Considérant que l'arrêté annulé par le jugement attaqué, qui vise le 1° de l'article L. 121-1 du code de l'entrée et du séjour des étrangers et du droit d'asile, alors que le préfet reconnaît lui-même avoir statué sur le fondement du 2° de cet article, ne comporte pas les motifs de droit qui le fondent ; que se bornant pour l'essentiel, outre le rappel de la date de son entrée en France et de la circonstance que son époux s'est vu refuser la poursuite de son séjour en France, à énoncer que Mme Y n'appartient à aucune catégorie définie par l'article L. 121-1 , cet arrêté est également dépourvu de la mention des éléments de fait propres au dossier sur lesquels le préfet a fondé son appréciation ; qu'il s'ensuit que Mme Y est fondée à soutenir qu'il méconnaît l'article 3 de la loi du 11 juillet 1979 et doit être annulé en tant qu'il lui refuse un titre de séjour ; que dès lors, et par voie de conséquence, l'obligation de quitter le territoire français et la décision fixant son pays de renvoi doivent également être annulées ;

Considérant qu'il résulte de ce qui précède que le PREFET DE LA GIRONDE n'est pas fondé à se plaindre de ce que, par le jugement attaqué, le tribunal administratif de Bordeaux a annulé pour excès de pouvoir son arrêté du 2 septembre 2010 ;

Sur les conclusions tendant au prononcé d'une injonction assortie d'une astreinte :

Considérant que le présent arrêt, eu égard à ses motifs, n'implique pas nécessairement que le PREFET DE LA GIRONDE délivre à Mme Y un titre de séjour ; que c'est dès lors à tort que, par le jugement attaqué, le tribunal administratif a fait droit aux conclusions de l'intéressée tendant à ce qu'il soit enjoint au préfet de lui délivrer un titre de séjour ;

Considérant que le présent arrêt implique seulement que le préfet réexamine la situation de Mme Y ; qu'il y a lieu de lui enjoindre d'y procéder dans un délai de deux mois à compter de la date du présent arrêt ; qu'il n'y a pas lieu d'assortir cette injonction d'une astreinte ;

Sur les conclusions tendant à l'application de l'article L. 761-1 du code de justice administrative :

Considérant que, dans les circonstances de l'espèce, il y a lieu de mettre à la charge de l'Etat la somme de 800 euros au titre des frais exposés par Mme Y et non compris dans les dépens ;

DECIDE :

Article 1er : Le jugement n° 1003635 du 24 février 2011 du tribunal administratif de Bordeaux est annulé en tant qu'il enjoint au PREFET DE LA GIRONDE de délivrer à Mme X épouse Y un titre de séjour.

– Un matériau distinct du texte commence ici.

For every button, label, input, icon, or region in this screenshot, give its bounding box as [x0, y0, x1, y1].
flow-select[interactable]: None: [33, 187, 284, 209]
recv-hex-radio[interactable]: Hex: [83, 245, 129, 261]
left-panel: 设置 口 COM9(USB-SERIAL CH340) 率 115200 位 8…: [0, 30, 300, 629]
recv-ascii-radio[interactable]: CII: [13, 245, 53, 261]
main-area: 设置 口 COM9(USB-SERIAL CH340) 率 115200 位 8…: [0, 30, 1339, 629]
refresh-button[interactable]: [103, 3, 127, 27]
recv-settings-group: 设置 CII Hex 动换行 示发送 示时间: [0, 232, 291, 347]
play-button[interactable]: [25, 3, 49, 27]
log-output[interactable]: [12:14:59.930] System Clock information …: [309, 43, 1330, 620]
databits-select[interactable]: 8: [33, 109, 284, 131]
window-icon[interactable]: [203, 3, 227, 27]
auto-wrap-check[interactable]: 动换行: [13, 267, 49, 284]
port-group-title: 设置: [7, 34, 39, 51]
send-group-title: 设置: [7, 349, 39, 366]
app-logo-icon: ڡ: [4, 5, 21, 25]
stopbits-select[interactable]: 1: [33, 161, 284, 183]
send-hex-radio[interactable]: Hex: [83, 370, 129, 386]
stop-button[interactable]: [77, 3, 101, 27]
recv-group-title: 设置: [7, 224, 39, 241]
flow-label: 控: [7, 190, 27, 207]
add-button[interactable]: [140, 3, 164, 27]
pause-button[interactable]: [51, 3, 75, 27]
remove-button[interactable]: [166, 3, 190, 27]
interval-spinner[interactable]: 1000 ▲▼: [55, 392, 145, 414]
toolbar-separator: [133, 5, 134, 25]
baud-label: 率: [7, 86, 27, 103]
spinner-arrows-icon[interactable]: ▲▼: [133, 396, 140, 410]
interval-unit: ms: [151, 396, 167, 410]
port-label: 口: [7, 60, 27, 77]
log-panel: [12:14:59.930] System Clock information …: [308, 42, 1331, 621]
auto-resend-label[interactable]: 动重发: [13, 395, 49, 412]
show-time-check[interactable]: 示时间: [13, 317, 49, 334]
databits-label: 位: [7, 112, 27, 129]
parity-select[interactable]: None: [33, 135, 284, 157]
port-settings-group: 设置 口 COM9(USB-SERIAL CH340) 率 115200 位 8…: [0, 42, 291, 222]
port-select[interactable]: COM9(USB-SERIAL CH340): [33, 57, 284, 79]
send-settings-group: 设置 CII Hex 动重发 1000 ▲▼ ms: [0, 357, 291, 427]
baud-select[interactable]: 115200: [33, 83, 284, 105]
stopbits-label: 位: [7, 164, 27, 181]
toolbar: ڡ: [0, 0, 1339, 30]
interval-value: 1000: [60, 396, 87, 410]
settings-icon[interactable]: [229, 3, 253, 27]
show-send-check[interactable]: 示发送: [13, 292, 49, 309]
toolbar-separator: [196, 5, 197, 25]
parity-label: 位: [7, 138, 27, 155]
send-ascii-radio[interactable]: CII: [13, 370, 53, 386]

Article 2 : Le surplus des conclusions du PREFET DE LA GIRONDE est rejeté.

Article 3 : Il est enjoint au PREFET DE LA GIRONDE de procéder au réexamen de la situation de Mme X épouse Y dans un délai de deux mois à compter de la date du présent arrêt.

Article 4 : Le surplus des conclusions de la demande de première instance de Mme X épouse Y est rejeté.

Article 5 : L'Etat versera à Mme X épouse Y la somme de 800 euros au titre de l'article L. 761-1 du code de justice administrative.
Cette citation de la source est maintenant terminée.